I do doubt that, however, as there is really no indication that it will actually provide a long term solution. The Episcopalians and Lutherans also suffer from a clerical shortage.

And what happens when a bishop needs to re-assign such a priest? That is exactly the problem the Lutherans and Episcopalians are facing.

They find no ‘takers’ for poorer, rural parishes. In the Catholic Church, a priest must obey and accept his assignment. What does that do to the family life? Does the wife have a job and career that she must sacrifice, or can the only married men who are ordained be the ones married to stay at home mothers?

And who is going to be supporting the many children that an open to life priest may have(maybe10 kids)?Who is going to be taking the care and time kids deserve, going to soccer games, to rehersals, to Mc Donald's on Sundays, etc, etc.It would not be fair to the wife or them not to do his part.He would be torn between his parishioner's needs and his family needs.What if any of his children gets into drugs or misbehaviour?
Will being a priest become like any job,9 to 5PM.?The wife deserves company ,romance time and travel together, etc.
And then may come the marital problems, divorces,and the congregation will follow the events in the local tabloids.Women may start to approach priests as men,and potential husbands, not only as spiritual pastors.Wives would be jealous.
The things I mention are not unrealistic things, but possible.
Jesus' apostles were free to follow Him everywhere to gain souls and live an unmaterialistic, spiritual life.And that was the way He exemplified how to do it.
Should we improve on that?

[quote="Brendan, post:27, topic:225345"]
And what happens when a bishop needs to re-assign such a priest? That is exactly the problem the Lutherans and Episcopalians are facing.
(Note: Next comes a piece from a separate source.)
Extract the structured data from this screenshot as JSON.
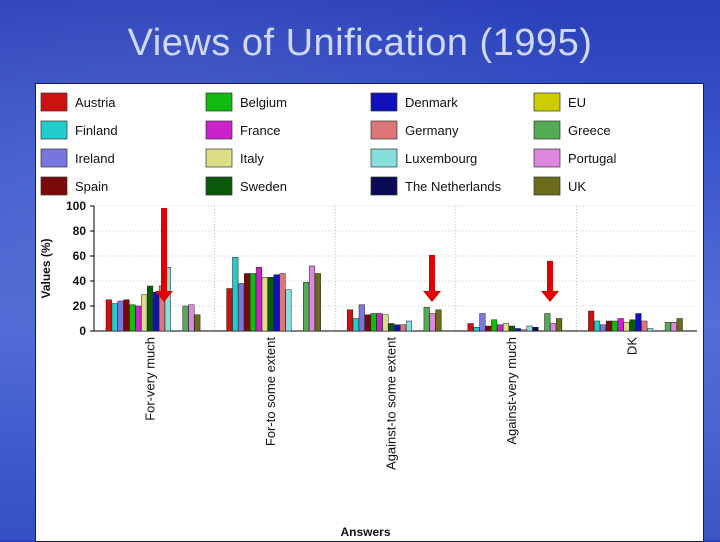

They find no 'takers' for poorer, rural parishes. In the Catholic Church, a priest must obey and accept his assignment. What does that do to the family life? Does the wife have a job and career that she must sacrifice, or can the only married men who are ordained be the ones married to stay at home mothers?


add to that uprooting children every 6 to 12 years. Either you are a full time priest or a part time minister. All the ministers I know work a 40 hour job as well as managing their pastoral duties. A close friend's husband was the son of a minister. He felt he always came last in his father's priority list.

The Church feels you can't serve two masters.

This guy is going to have a talk show. They nickname him Father Oprah. I'm very wary of how much damage he's going to do. I see that he's posted at places like Huffington Post and I think that's the kind of audience he'll pander to.

I'm worried that Ex Fr. now Mr. Corapi will go down the same road. I had no idea Cutie was on EWTN. That makes me so sad. I thought he was just another liberal priest who finally decided the Vatican wasn't giving up any time soon and left. :( :(

Paul VI said that the smoke of satan has entered the sanctuary, and now previously holy men are dying of smoke inhalation.